Her 54-year-old son, James W. Cummings, who cannot drive and who depends on his mother for transportation, said that “of course” he is looking for another job. But he believes that the military may be getting ahead of itself with the decision to slow down production of the chemical biological suits. He follows the news, and the reports about the violent actions of Islamic State militants are distressing to him.
“I don’t know whether they should slow down [military involvement] or speed it up,” said the younger Cummings, who makes leg tabs for the biological suits.
The employees said they love their co-workers and appreciate having a job where managers understand about things such as medical emergencies and transportation issues that crop up during snowstorms. They also appreciate the paychecks — on average, workers make $10.40 per hour at Little River Apparel, according to Salvatore Garozzo, the executive director of the nonprofit Group Home Foundation/Little River Apparel.
Those employees also get benefits that include health insurance, dental insurance and paid time off, he said, adding that 78 percent of the workers have a disability. Those include significant intellectual and developmental disabilities, multiple sclerosis, mental health issues and bad backs.

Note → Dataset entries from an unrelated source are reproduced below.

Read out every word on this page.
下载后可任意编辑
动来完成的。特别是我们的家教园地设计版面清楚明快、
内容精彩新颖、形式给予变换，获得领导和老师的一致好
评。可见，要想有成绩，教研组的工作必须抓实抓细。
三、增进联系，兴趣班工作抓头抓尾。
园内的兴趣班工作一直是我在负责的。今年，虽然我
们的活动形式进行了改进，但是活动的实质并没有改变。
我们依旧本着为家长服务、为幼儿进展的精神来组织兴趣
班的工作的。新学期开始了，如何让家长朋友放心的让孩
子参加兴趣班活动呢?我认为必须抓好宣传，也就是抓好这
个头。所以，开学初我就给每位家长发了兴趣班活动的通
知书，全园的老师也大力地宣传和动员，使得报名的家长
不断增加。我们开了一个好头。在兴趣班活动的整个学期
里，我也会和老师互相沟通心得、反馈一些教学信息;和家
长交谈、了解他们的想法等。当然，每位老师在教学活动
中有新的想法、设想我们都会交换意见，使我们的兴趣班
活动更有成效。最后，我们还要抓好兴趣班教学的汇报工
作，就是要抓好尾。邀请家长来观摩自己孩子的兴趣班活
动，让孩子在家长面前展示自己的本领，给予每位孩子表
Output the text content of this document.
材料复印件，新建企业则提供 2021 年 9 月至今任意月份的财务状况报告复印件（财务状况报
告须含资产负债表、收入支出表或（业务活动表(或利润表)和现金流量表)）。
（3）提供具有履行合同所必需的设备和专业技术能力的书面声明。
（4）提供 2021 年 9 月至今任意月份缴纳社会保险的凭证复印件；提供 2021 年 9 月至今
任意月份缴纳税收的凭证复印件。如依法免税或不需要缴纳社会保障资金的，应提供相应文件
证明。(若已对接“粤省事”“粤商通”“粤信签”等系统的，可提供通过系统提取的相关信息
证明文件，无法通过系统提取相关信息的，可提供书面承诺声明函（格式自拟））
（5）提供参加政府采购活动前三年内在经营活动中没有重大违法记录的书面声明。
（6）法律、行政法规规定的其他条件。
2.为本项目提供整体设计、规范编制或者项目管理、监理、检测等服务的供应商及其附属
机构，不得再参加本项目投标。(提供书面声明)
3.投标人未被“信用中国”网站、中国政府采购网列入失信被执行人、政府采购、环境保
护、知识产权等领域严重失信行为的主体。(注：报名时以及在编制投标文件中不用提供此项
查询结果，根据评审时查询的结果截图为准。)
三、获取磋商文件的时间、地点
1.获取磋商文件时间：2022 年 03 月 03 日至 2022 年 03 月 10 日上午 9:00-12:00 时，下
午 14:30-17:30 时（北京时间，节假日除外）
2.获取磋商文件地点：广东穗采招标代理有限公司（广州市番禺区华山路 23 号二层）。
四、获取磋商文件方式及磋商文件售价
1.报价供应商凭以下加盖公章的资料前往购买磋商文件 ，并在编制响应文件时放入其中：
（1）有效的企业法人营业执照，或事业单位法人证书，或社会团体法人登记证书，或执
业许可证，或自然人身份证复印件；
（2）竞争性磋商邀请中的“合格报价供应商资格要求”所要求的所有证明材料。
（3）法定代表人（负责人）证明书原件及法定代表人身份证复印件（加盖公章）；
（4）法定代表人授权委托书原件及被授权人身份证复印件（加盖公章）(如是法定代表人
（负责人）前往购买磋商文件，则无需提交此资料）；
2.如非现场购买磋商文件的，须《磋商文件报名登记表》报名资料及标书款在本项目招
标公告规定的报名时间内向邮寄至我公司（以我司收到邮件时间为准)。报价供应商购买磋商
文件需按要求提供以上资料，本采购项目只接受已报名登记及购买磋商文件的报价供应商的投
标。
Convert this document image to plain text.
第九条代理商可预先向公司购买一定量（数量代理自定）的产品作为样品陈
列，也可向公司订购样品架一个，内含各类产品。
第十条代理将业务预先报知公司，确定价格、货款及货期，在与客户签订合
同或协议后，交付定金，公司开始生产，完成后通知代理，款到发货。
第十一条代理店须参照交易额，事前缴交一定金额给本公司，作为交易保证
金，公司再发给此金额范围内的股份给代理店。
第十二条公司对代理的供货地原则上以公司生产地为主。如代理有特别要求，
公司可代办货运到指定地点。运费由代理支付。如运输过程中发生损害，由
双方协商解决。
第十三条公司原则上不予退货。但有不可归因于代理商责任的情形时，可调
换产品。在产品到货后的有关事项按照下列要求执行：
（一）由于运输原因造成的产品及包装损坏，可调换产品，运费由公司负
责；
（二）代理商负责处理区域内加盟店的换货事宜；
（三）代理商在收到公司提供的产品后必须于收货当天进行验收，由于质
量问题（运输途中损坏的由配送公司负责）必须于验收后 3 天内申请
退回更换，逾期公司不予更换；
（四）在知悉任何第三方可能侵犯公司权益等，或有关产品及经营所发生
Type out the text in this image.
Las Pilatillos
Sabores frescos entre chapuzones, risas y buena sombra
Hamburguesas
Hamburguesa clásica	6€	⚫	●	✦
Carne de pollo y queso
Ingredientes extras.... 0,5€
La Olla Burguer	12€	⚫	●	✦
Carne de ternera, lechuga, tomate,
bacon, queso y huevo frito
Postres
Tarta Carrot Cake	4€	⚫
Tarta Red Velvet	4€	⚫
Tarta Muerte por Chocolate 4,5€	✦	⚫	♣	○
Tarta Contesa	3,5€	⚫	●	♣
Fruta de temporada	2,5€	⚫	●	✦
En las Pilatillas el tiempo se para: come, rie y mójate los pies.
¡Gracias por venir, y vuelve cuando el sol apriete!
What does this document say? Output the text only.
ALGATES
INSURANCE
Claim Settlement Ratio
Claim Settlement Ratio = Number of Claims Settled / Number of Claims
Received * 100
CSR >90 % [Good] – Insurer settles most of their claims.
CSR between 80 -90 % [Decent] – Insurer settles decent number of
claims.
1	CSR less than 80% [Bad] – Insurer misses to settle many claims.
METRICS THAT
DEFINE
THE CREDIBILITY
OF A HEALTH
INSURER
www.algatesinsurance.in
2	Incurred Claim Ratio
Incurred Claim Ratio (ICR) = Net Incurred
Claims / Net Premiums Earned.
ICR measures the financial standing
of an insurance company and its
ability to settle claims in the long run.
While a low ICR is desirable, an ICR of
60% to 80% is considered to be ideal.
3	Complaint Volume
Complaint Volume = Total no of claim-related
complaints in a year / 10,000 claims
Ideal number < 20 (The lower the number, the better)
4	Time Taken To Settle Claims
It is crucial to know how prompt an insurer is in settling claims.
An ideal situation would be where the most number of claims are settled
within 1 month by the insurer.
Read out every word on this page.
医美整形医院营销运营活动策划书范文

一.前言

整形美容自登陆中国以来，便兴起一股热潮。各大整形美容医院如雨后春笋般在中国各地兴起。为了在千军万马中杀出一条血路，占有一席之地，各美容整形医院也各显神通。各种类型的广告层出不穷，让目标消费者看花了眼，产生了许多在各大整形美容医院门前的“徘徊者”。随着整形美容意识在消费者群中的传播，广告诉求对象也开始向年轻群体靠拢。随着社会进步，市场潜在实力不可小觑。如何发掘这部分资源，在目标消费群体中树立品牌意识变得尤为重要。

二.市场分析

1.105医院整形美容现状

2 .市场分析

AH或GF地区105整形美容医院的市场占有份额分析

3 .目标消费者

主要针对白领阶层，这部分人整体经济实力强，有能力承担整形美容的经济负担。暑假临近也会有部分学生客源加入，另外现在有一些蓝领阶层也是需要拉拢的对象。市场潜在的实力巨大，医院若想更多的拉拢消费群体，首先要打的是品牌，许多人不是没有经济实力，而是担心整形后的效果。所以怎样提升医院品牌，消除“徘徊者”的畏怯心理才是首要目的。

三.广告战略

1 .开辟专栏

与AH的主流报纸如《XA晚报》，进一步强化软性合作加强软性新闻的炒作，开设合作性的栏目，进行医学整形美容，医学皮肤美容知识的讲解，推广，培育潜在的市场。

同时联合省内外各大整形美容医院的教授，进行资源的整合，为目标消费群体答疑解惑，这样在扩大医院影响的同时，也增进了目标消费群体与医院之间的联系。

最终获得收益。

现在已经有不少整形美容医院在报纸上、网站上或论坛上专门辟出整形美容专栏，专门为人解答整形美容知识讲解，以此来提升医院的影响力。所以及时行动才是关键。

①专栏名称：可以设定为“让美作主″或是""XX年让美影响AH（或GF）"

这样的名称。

“It’s hard for disabled people to have a job,” Dusoe said. “This has been a comfort zone.”
“And a lifeline,” Marjorie Cummings replied.
Garozzo said he is working hard to try and replace some of the military contracts with new work from commercial apparel companies, in an effort to try and rehire some of the laid-off workers. Workers there have made cold weather and rain jackets for outdoor clothing giant Patagonia since 2006, and they could use their skills to make apparel for many other companies, he said.
“Even though we’re an organization that supports people with disabilities, we have significant talent to offer. We have a skilled workforce,” he said. “We do have other companies expressing interest in looking at our commercial lines.”
The factory workers have been making samples of those products, such as a fleece pullover, to show potential customers what they can do.
While the last few weeks have been tough on morale, Garozzo said he’s hoping that a fashion competition being put on by the company this spring might lift people’s spirits — and, possibly, attract new business. The Opportunity By Design contest is sponsored by the Group Home Foundation, the agency that started Little River Apparel in 1997 to provide more employment opportunities to people with disabilities.
In the competition, lead Patagonia designer Cyndi Davis and other fashion professionals will choose the best-designed little black dress or piece of jewelry. The first place winner for the dress design competition will take home a $2,500 prize, and the first place winner for the jewelry design will get $500. Other monetary prizes also will be given out.
Anyone with sewing experience can enter, Garozzo said, adding that so far, seven Little River Apparel workers have decided to try their hand at dress-designing. The judges will not know who designed which dress or piece of jewelry.
“It’s the judging of the dress, not the person,” he said. “Everybody in our organization has talent.”
For more information about the apparel company or the contest, call 338-6607, write to Little River Apparel at P.O. Box 227, Belfast, ME 04915, or visit www.OpportunityByDesign.org. Designers must submit a $50 entry fee to receive dress material and submit the completed dress or jewelry no later than April 1. The competition will be May 15 at Point Lookout in Northport.